Trying to ignore or suppress the cravings of your old habits doesn’t work very well. The more you try not to think about having a drink or hit, invariable, the more you think about it! Urges for substances never last for long – usually no more than 30 minutes. If you are able to step aside and mindfully watch the urge from a distance (surf it like a wave) you can watch it go past without it developing into a full blown craving.

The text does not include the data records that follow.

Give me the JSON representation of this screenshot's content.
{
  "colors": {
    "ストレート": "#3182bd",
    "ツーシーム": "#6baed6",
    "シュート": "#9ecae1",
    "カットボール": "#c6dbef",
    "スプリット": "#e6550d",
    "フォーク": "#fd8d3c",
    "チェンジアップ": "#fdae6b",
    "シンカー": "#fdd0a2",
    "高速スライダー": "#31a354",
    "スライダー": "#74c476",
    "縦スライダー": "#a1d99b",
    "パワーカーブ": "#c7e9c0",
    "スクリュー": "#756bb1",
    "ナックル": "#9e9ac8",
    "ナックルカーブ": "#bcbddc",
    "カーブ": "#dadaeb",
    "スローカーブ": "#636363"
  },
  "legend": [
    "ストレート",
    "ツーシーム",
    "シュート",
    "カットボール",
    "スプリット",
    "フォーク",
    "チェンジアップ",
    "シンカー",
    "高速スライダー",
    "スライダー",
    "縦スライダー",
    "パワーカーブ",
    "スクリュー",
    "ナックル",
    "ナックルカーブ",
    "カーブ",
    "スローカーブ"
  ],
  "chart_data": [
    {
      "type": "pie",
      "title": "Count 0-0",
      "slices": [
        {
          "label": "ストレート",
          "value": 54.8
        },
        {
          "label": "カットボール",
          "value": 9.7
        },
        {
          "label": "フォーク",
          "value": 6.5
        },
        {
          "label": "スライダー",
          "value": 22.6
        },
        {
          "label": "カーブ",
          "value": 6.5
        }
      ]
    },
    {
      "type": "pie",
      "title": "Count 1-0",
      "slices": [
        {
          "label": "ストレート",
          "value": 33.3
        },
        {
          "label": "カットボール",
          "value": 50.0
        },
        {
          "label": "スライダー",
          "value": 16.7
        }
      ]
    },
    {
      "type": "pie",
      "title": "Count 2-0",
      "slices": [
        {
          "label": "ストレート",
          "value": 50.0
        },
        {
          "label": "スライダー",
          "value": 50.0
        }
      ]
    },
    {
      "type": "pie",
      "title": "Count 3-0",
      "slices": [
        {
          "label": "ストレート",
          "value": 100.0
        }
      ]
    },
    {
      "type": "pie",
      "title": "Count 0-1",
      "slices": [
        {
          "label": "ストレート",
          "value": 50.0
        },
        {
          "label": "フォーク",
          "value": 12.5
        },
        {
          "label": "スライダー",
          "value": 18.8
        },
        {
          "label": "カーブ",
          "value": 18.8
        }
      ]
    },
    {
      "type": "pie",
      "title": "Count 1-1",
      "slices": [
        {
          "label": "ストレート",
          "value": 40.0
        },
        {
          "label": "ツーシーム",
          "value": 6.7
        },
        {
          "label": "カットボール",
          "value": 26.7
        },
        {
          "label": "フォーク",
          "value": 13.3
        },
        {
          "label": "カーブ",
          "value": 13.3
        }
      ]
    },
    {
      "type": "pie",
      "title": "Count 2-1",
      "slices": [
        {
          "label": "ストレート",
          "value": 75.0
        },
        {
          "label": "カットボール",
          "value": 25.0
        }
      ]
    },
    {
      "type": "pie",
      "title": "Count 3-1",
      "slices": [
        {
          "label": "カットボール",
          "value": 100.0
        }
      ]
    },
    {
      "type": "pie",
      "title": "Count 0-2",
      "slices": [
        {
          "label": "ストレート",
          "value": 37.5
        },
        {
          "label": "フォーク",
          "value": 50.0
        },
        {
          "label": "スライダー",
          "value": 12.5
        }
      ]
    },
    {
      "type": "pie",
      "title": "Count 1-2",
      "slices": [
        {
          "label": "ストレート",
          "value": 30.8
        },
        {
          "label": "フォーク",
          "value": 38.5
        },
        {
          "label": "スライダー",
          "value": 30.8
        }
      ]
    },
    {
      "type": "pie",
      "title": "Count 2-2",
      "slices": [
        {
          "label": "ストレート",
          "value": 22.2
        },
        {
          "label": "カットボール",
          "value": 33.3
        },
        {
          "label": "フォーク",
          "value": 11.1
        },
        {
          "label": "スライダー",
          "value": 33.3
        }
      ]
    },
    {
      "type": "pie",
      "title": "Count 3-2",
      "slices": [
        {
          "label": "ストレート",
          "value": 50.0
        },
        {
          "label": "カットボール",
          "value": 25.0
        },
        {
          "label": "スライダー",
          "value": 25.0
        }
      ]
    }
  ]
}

Knowing that an urge never lasts forever we can “ride out” these urges by becoming more aware of their transient nature. The trick is to forget fighting or suppressing cravings. But instead to learn a technique to experience a craving fully, so that you rob that craving of its power over you. Urge surfing is a relapse prevention technique based on the principles of mindfulness meditation.
Urge surfing is a relapse prevention technique based on the principles of mindfulness meditation. By paying great attention to what a craving actually feels like, by maintaining awareness on the craving on a second by second basis and by avoiding passing value judgments about what you are experiencing (this is good, this is terrible, this will never end etc.) you learn to ride over waves of cravings and you rob these cravings of much of their power.
In preparing for an Urge Surf:-
- Remember that urges pass by themselves.
- Imagined that urges are like ocean waves, that arrive crest and subside. (Small when they start, grow in size, and then break up and dissipate.)
- Practice mindfulness regularly, and especially notice any impulses or urges that appear.
This preparation you will prepare you well to use mindfulness to ride these waves without giving in to the urge. Your brain will have built the new circuitry that makes this process more manageable.
To Practice Mindfulness and URGE SURFING
- Watching the breath without altering it. Allowing the breath to breathe itself.
- Noticing your thoughts.
- Without judging them, feeding them or fighting them gently bringing your attention back to the breath.
- Noticing the craving experience as it affects the body.
- Focus on one area where the urge is being felt, and notice what is occurring.
- Noticing quality, position, boundaries & intensity of the sensation.
- Noticing how these change with the in-breath and out-breath.
- Repeating the focusing process with each part of the body involved.
- Being curious about what occurs and noticing changes over time.
The key is to replace the fearful-wish that craving will go away, with interest in the experience. When we do this we notice the cravings change, crest and subside like waves in the ocean. In this way it becomes more manageable.
Use this guided meditation to help you practice mindfulness and surf your urges:
By learning the Urge Surfing way to experience cravings, you learn a valuable skill in overcoming them. As you learn to experience your cravings in a mindful way, without judging and without giving in, you will find that in time the frequency and intensity with which you experience them will diminish.
That’s it! with practice, urges will become easier to ride out. With practice urge surfing gets easier and you may discover that you are an excellent surfer.